Briefing
Bitcoin is trapped in a narrow consolidation range, signaling a “mild bearish phase” where the market lacks the fresh capital and conviction needed to sustain an uptrend. This suggests the recent price rebound is a short-lived relief rally, as all attempts to move higher are immediately capped by investors exiting at breakeven. The single most important data point proving this is the price now trading beneath the Short-Term Holder Cost Basis, a critical level that marks the average purchase price of all recent buyers.

Context
Investors are currently facing a critical uncertainty ∞ Is the recent market dip a major accumulation opportunity for the next leg up, or is the market still facing a deeper correction? The common question is whether the current price stability is due to genuine demand absorption or simply seller exhaustion at a psychological support level.

Analysis
The core indicator in focus is the Short-Term Holder Cost Basis, which tracks the average price at which all coins moved in the last five months were acquired. This metric acts as a crucial psychological support and resistance level. When the price falls below this level, the average recent buyer is losing money, which often prompts them to sell at their cost basis during any rally. The observed pattern shows the price has broken below this cost basis, confirming a shift in market structure.
Furthermore, a dense “supply cluster” of coins bought between $106,000 and $118,000 is now acting as a ceiling, immediately capping all rallies.
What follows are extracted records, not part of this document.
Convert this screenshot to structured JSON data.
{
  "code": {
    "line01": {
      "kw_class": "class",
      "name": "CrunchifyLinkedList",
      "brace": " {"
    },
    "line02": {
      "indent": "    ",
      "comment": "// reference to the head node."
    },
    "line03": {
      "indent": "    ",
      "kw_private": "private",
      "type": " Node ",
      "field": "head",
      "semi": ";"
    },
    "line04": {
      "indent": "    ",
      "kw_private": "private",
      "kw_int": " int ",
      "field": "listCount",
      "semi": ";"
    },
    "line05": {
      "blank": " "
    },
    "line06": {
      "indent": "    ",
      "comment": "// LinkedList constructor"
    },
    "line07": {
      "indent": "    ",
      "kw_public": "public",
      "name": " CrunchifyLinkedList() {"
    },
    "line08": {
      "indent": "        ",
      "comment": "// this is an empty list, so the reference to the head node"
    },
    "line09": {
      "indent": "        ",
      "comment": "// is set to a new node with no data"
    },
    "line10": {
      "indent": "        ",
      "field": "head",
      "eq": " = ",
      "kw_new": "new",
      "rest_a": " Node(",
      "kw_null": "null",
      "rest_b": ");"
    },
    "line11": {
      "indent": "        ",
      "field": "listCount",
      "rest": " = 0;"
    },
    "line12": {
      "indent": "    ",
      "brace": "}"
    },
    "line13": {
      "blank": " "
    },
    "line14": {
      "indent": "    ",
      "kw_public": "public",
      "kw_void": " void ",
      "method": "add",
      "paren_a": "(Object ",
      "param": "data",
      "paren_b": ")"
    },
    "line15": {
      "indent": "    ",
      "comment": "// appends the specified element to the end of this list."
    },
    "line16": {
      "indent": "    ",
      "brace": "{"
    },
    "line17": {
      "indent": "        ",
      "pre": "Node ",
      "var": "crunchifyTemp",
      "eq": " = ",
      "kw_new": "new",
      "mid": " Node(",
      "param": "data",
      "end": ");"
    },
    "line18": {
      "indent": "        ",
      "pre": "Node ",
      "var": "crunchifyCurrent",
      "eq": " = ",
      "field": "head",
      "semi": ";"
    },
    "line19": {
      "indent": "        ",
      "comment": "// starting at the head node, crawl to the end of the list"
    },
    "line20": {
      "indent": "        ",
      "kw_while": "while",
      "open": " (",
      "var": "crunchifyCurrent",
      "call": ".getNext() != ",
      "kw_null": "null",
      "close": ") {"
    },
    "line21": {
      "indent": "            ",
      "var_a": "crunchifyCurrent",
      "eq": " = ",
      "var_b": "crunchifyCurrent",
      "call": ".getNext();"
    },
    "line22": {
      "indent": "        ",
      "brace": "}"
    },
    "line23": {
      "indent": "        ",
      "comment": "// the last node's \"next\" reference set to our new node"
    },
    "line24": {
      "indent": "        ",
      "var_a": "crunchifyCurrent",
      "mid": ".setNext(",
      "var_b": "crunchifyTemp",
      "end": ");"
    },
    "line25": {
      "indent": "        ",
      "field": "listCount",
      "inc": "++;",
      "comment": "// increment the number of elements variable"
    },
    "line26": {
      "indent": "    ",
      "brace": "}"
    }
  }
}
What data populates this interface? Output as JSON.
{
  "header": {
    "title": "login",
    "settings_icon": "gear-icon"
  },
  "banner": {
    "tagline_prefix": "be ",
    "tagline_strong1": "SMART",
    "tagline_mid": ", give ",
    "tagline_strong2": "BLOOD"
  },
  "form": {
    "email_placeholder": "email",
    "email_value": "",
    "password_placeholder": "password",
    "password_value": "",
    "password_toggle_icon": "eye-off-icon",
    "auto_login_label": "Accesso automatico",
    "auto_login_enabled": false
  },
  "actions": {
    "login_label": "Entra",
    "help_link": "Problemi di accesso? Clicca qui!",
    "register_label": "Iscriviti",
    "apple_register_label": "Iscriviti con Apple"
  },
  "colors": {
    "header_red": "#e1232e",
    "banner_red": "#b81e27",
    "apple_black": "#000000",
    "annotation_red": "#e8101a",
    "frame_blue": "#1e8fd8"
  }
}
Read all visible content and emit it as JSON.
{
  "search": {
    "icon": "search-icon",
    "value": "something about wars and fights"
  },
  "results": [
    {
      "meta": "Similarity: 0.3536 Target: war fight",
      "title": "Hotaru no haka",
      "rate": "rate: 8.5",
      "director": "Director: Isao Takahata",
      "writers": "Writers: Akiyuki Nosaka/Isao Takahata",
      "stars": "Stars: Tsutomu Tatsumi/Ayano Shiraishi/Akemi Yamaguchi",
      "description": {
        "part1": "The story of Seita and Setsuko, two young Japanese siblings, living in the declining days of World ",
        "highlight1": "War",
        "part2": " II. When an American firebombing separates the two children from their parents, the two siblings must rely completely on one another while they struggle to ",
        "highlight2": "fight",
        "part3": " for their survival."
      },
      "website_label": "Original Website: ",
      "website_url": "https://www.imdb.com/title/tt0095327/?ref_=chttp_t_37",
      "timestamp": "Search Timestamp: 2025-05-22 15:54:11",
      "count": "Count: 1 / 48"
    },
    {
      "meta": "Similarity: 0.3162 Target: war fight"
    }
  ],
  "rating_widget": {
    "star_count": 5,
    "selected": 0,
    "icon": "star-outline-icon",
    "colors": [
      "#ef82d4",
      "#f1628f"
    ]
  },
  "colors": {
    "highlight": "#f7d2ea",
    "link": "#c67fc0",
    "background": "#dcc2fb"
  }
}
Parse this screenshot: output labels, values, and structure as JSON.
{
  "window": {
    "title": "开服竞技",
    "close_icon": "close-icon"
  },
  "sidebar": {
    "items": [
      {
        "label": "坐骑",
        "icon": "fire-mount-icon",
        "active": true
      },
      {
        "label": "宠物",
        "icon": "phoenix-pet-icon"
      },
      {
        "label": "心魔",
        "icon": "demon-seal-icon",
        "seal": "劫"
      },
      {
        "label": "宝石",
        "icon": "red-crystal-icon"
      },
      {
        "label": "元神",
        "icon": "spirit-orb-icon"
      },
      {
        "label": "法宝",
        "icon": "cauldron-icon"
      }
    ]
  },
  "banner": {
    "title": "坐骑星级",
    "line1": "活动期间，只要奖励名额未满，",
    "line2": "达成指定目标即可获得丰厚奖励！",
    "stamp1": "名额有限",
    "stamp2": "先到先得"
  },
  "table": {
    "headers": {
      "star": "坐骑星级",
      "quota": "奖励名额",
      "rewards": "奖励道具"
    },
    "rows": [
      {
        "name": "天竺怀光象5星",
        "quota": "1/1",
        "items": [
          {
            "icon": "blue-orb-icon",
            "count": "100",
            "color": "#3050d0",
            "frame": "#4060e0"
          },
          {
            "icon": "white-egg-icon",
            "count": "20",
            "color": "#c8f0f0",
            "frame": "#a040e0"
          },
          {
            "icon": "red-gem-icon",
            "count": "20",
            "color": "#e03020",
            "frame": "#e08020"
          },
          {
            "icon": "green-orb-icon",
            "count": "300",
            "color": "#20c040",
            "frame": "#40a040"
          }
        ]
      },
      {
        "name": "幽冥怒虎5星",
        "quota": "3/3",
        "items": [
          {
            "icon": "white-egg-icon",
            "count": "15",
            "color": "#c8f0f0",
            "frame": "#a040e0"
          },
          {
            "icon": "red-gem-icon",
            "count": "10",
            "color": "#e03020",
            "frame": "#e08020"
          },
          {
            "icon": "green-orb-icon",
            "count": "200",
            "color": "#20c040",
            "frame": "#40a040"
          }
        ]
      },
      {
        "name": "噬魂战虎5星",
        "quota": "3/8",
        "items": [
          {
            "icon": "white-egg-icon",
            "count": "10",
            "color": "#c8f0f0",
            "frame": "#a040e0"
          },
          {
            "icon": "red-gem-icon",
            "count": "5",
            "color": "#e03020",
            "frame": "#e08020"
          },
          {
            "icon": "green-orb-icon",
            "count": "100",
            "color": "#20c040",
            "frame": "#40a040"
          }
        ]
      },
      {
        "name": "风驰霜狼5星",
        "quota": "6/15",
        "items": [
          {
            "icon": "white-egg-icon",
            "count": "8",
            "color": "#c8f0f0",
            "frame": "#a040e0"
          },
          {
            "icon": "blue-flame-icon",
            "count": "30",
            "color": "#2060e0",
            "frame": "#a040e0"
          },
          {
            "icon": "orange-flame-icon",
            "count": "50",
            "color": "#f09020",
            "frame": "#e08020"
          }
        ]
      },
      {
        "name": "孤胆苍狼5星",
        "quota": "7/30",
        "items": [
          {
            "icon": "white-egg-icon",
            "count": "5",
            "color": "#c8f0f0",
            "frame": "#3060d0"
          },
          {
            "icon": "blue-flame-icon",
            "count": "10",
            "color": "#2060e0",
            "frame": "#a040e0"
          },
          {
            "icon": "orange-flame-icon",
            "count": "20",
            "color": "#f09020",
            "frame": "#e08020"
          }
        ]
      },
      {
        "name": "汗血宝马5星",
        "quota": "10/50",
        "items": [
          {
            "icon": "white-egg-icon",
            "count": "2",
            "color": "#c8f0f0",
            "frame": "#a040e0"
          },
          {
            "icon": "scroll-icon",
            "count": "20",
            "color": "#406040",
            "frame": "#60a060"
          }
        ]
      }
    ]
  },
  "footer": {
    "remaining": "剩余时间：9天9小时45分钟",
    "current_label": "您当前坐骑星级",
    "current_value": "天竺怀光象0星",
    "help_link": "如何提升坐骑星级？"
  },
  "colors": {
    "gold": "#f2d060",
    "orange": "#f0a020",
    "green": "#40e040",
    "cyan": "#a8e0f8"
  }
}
This pattern confirms a “mild bearish regime” where sellers are exhausted near $100,000, but demand is too weak to absorb the supply from investors who are simply trying to exit at breakeven.

Parameters
- Key Metric ∞ Price Below Short-Term Holder Cost Basis ∞ The market price is trading below the average acquisition price of all coins moved in the last five months.
- Resistance Cluster ∞ $106,000 ∞ $118,000 ∞ A dense concentration of coins bought at these prices is now acting as a ceiling for the price.
- ETF Flow Trend ∞ Modestly Negative ∞ Institutional funds are net-selling, indicating fading risk appetite.
- Speculative Activity ∞ Muted Futures Funding Rates ∞ The cost to hold leveraged long positions is low, signaling a lack of aggressive bullish bets.

Outlook
The market will likely remain range-bound until a macro catalyst or a clear demand signal emerges. The critical confirming signal to watch is a sustained break and hold above the $118,000 supply cluster, which would successfully flip the resistance into support and signal a return of conviction. Conversely, a decisive drop and stabilization below the $97,000 support level would confirm a deeper correction and the end of the current consolidation.

Verdict
The Bitcoin market is trapped in a low-conviction consolidation phase, awaiting a major demand catalyst to break the psychological supply ceiling.